Photo d'illustration (photo Adobe Stock / ArLawKa)

Selon de nouvelles données publiées par l’Insee, le parc régional de logements en Bourgogne-Franche-Comté poursuit sa progression mais de manière moins dynamique qu’auparavant. Cette évolution s’avère lente au regard des transformations démographiques qui s’accélèrent, ce qui crée des situations contrastées selon les territoires.

Dans les zones en déprise, le nombre de logements vacants augmente fortement. Ces logements, souvent anciens ou nécessitant des travaux conséquents, sont difficiles à remettre sur le marché en raison d’une demande faible et d’une rentabilité jugée insuffisante au regard des prix de l’immobilier. Cette vacance accrue contribue à fragiliser davantage ces secteurs déjà touchés par la baisse de population.

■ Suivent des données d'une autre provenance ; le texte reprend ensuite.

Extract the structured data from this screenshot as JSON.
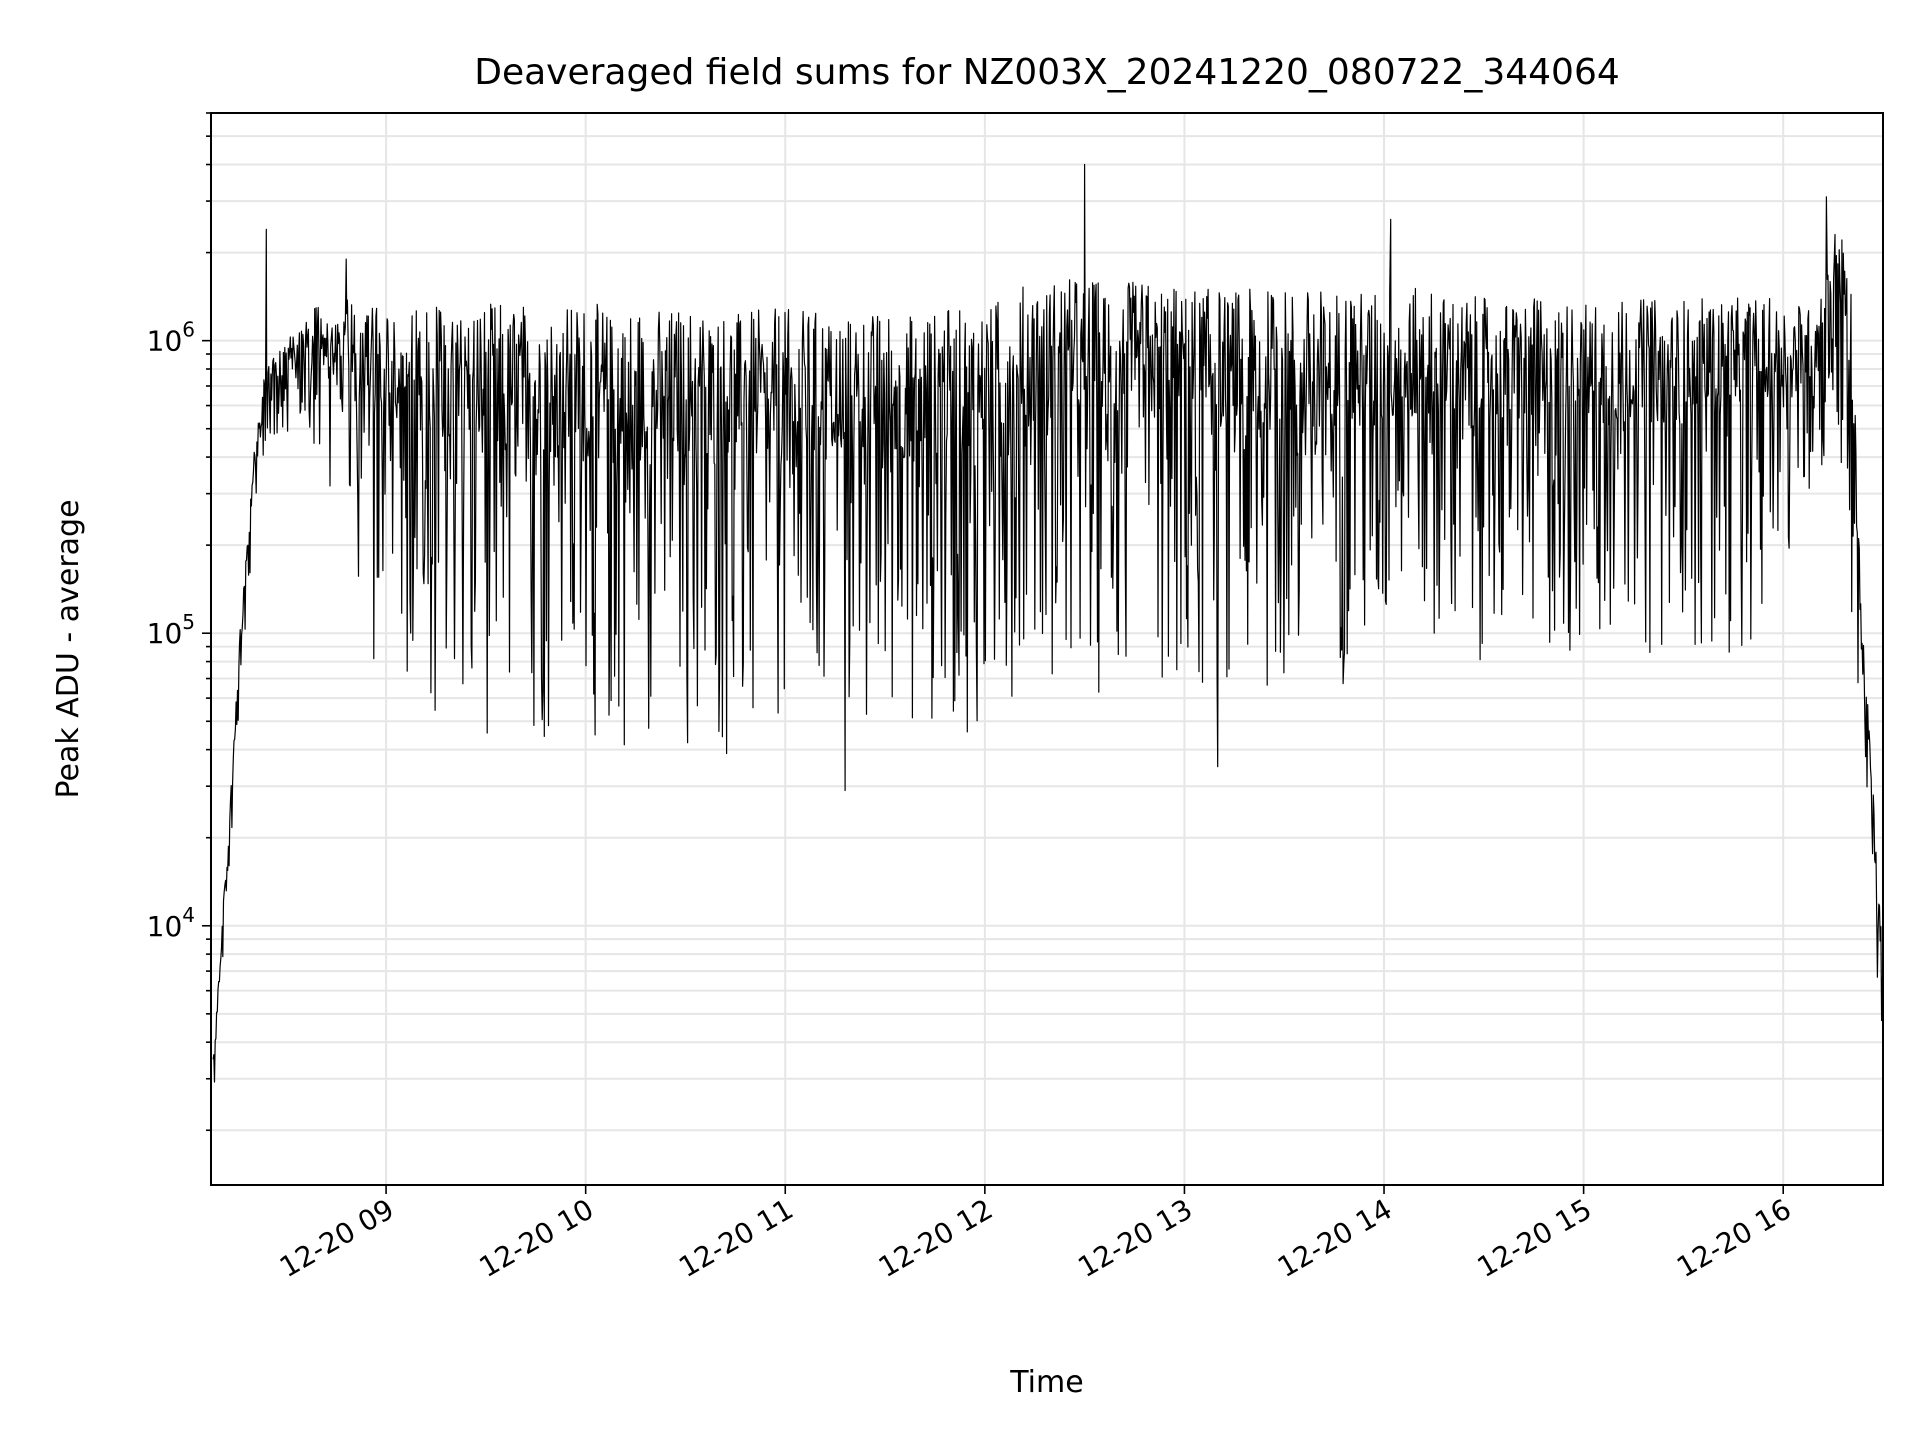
{
  "chart_data": {
    "type": "line",
    "title": "Deaveraged field sums for NZ003X_20241220_080722_344064",
    "xlabel": "Time",
    "ylabel": "Peak ADU - average",
    "yscale": "log",
    "grid": true,
    "x_range": [
      "2024-12-20 08:07:22",
      "2024-12-20 16:30"
    ],
    "ylim": [
      1300,
      6000000
    ],
    "x_ticks": [
      {
        "value": "2024-12-20 09:00",
        "label": "12-20 09"
      },
      {
        "value": "2024-12-20 10:00",
        "label": "12-20 10"
      },
      {
        "value": "2024-12-20 11:00",
        "label": "12-20 11"
      },
      {
        "value": "2024-12-20 12:00",
        "label": "12-20 12"
      },
      {
        "value": "2024-12-20 13:00",
        "label": "12-20 13"
      },
      {
        "value": "2024-12-20 14:00",
        "label": "12-20 14"
      },
      {
        "value": "2024-12-20 15:00",
        "label": "12-20 15"
      },
      {
        "value": "2024-12-20 16:00",
        "label": "12-20 16"
      }
    ],
    "y_ticks": [
      {
        "value": 10000,
        "base": "10",
        "exp": "4"
      },
      {
        "value": 100000,
        "base": "10",
        "exp": "5"
      },
      {
        "value": 1000000,
        "base": "10",
        "exp": "6"
      }
    ],
    "line_color": "#000000",
    "grid_color": "#e6e6e6",
    "series": [
      {
        "x": [
          "2024-12-20 08:08",
          "2024-12-20 08:10",
          "2024-12-20 08:13",
          "2024-12-20 08:16",
          "2024-12-20 08:20",
          "2024-12-20 08:24",
          "2024-12-20 08:28",
          "2024-12-20 08:33",
          "2024-12-20 08:38",
          "2024-12-20 08:44",
          "2024-12-20 08:50",
          "2024-12-20 08:56",
          "2024-12-20 09:02",
          "2024-12-20 09:10",
          "2024-12-20 09:20",
          "2024-12-20 09:30",
          "2024-12-20 09:45",
          "2024-12-20 10:00",
          "2024-12-20 10:15",
          "2024-12-20 10:30",
          "2024-12-20 10:45",
          "2024-12-20 11:00",
          "2024-12-20 11:15",
          "2024-12-20 11:30",
          "2024-12-20 11:45",
          "2024-12-20 12:00",
          "2024-12-20 12:12",
          "2024-12-20 12:30",
          "2024-12-20 12:45",
          "2024-12-20 13:00",
          "2024-12-20 13:15",
          "2024-12-20 13:30",
          "2024-12-20 13:45",
          "2024-12-20 14:00",
          "2024-12-20 14:15",
          "2024-12-20 14:30",
          "2024-12-20 14:45",
          "2024-12-20 15:00",
          "2024-12-20 15:15",
          "2024-12-20 15:30",
          "2024-12-20 15:45",
          "2024-12-20 16:00",
          "2024-12-20 16:10",
          "2024-12-20 16:16",
          "2024-12-20 16:20",
          "2024-12-20 16:24",
          "2024-12-20 16:27",
          "2024-12-20 16:30"
        ],
        "low": [
          2200,
          5000,
          14000,
          50000,
          200000,
          450000,
          480000,
          450000,
          300000,
          200000,
          150000,
          70000,
          55000,
          45000,
          45000,
          42000,
          40000,
          40000,
          38000,
          36000,
          34000,
          35000,
          40000,
          45000,
          45000,
          45000,
          70000,
          60000,
          55000,
          60000,
          60000,
          60000,
          65000,
          70000,
          75000,
          80000,
          80000,
          80000,
          80000,
          80000,
          80000,
          120000,
          300000,
          500000,
          100000,
          50000,
          10000,
          2800
        ],
        "high": [
          3500,
          8000,
          25000,
          100000,
          400000,
          850000,
          950000,
          1100000,
          1300000,
          1400000,
          1400000,
          1300000,
          1400000,
          1300000,
          1300000,
          1350000,
          1350000,
          1350000,
          1300000,
          1300000,
          1250000,
          1300000,
          1250000,
          1250000,
          1300000,
          1300000,
          1600000,
          1650000,
          1600000,
          1550000,
          1500000,
          1500000,
          1500000,
          1550000,
          1500000,
          1400000,
          1400000,
          1350000,
          1400000,
          1400000,
          1400000,
          1400000,
          1300000,
          2500000,
          2000000,
          100000,
          30000,
          8000
        ],
        "spikes": [
          {
            "x": "2024-12-20 08:24",
            "y": 2400000
          },
          {
            "x": "2024-12-20 08:48",
            "y": 1900000
          },
          {
            "x": "2024-12-20 12:30",
            "y": 4000000
          },
          {
            "x": "2024-12-20 14:02",
            "y": 2600000
          },
          {
            "x": "2024-12-20 16:13",
            "y": 3100000
          },
          {
            "x": "2024-12-20 11:18",
            "y": 29000
          },
          {
            "x": "2024-12-20 13:10",
            "y": 35000
          }
        ]
      }
    ]
  }
}
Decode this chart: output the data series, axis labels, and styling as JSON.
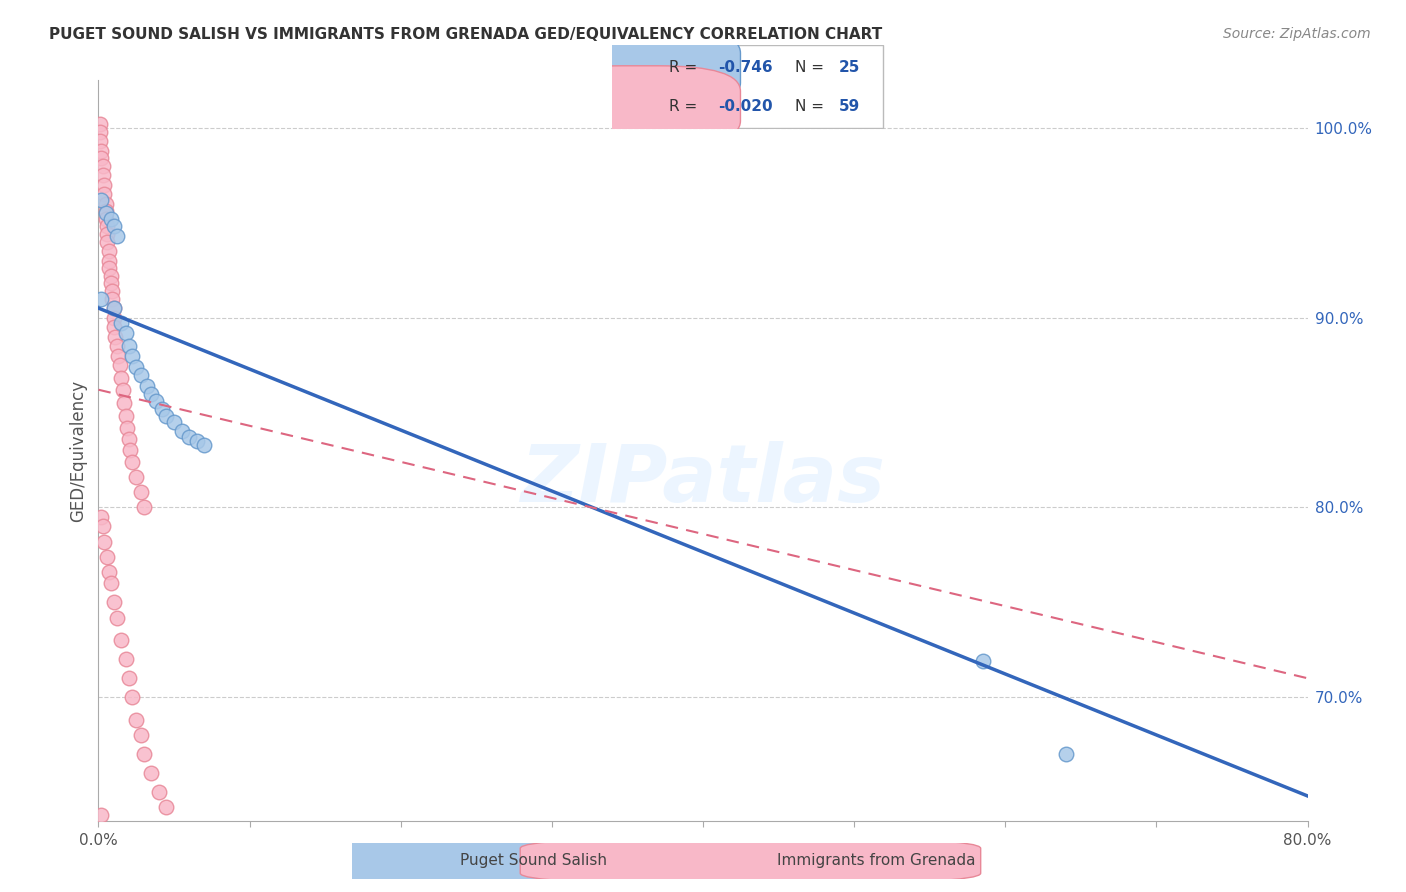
{
  "title": "PUGET SOUND SALISH VS IMMIGRANTS FROM GRENADA GED/EQUIVALENCY CORRELATION CHART",
  "source": "Source: ZipAtlas.com",
  "ylabel": "GED/Equivalency",
  "xlim": [
    0.0,
    0.8
  ],
  "ylim": [
    0.635,
    1.025
  ],
  "xtick_positions": [
    0.0,
    0.1,
    0.2,
    0.3,
    0.4,
    0.5,
    0.6,
    0.7,
    0.8
  ],
  "xticklabels": [
    "0.0%",
    "",
    "",
    "",
    "",
    "",
    "",
    "",
    "80.0%"
  ],
  "yticks_right": [
    0.7,
    0.8,
    0.9,
    1.0
  ],
  "ytick_right_labels": [
    "70.0%",
    "80.0%",
    "90.0%",
    "100.0%"
  ],
  "blue_dot_color": "#A8C8E8",
  "blue_edge_color": "#6699CC",
  "pink_dot_color": "#F8B8C8",
  "pink_edge_color": "#E88898",
  "blue_line_color": "#3366BB",
  "pink_line_color": "#DD6680",
  "grid_color": "#CCCCCC",
  "legend_R_blue": "-0.746",
  "legend_N_blue": "25",
  "legend_R_pink": "-0.020",
  "legend_N_pink": "59",
  "blue_line_x": [
    0.0,
    0.8
  ],
  "blue_line_y": [
    0.905,
    0.648
  ],
  "pink_line_x": [
    0.0,
    0.8
  ],
  "pink_line_y": [
    0.862,
    0.71
  ],
  "watermark": "ZIPatlas",
  "blue_x": [
    0.002,
    0.005,
    0.008,
    0.01,
    0.012,
    0.015,
    0.018,
    0.02,
    0.022,
    0.025,
    0.028,
    0.032,
    0.035,
    0.038,
    0.042,
    0.045,
    0.05,
    0.055,
    0.06,
    0.065,
    0.07,
    0.002,
    0.01,
    0.585,
    0.64
  ],
  "blue_y": [
    0.962,
    0.955,
    0.952,
    0.948,
    0.943,
    0.897,
    0.892,
    0.885,
    0.88,
    0.874,
    0.87,
    0.864,
    0.86,
    0.856,
    0.852,
    0.848,
    0.845,
    0.84,
    0.837,
    0.835,
    0.833,
    0.91,
    0.905,
    0.719,
    0.67
  ],
  "pink_x": [
    0.001,
    0.001,
    0.001,
    0.002,
    0.002,
    0.003,
    0.003,
    0.004,
    0.004,
    0.005,
    0.005,
    0.005,
    0.006,
    0.006,
    0.006,
    0.007,
    0.007,
    0.007,
    0.008,
    0.008,
    0.009,
    0.009,
    0.01,
    0.01,
    0.01,
    0.011,
    0.012,
    0.013,
    0.014,
    0.015,
    0.016,
    0.017,
    0.018,
    0.019,
    0.02,
    0.021,
    0.022,
    0.025,
    0.028,
    0.03,
    0.002,
    0.003,
    0.004,
    0.006,
    0.007,
    0.008,
    0.01,
    0.012,
    0.015,
    0.018,
    0.02,
    0.022,
    0.025,
    0.028,
    0.03,
    0.035,
    0.04,
    0.045,
    0.002
  ],
  "pink_y": [
    1.002,
    0.998,
    0.993,
    0.988,
    0.984,
    0.98,
    0.975,
    0.97,
    0.965,
    0.96,
    0.956,
    0.952,
    0.948,
    0.944,
    0.94,
    0.935,
    0.93,
    0.926,
    0.922,
    0.918,
    0.914,
    0.91,
    0.905,
    0.9,
    0.895,
    0.89,
    0.885,
    0.88,
    0.875,
    0.868,
    0.862,
    0.855,
    0.848,
    0.842,
    0.836,
    0.83,
    0.824,
    0.816,
    0.808,
    0.8,
    0.795,
    0.79,
    0.782,
    0.774,
    0.766,
    0.76,
    0.75,
    0.742,
    0.73,
    0.72,
    0.71,
    0.7,
    0.688,
    0.68,
    0.67,
    0.66,
    0.65,
    0.642,
    0.638
  ]
}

À l’inverse, dans les espaces les plus attractifs, la pression immobilière se renforce. Les prix élevés à l’achat comme à la location compliquent l’accès au logement, notamment dans les territoires où le parc social est peu développé. Cette tension pèse particulièrement sur les ménages modestes ou sur les jeunes actifs cherchant à s’installer.

L’étude souligne également qu’à l’échelle régionale, plus de 60 % des ménages composés d’une ou deux personnes occupent un logement d’au moins quatre pièces. Cette situation interroge sur l’adéquation entre la taille des logements disponibles et les besoins réels de la population, dans un contexte où les configurations familiales évoluent et où les petites typologies pourraient être davantage sollicitées.

L’Insee met ainsi en lumière un parc de logements qui progresse mais s’adapte difficilement aux mutations démographiques, avec des enjeux distincts entre territoires en perte d’attractivité et espaces sous tension immobilière.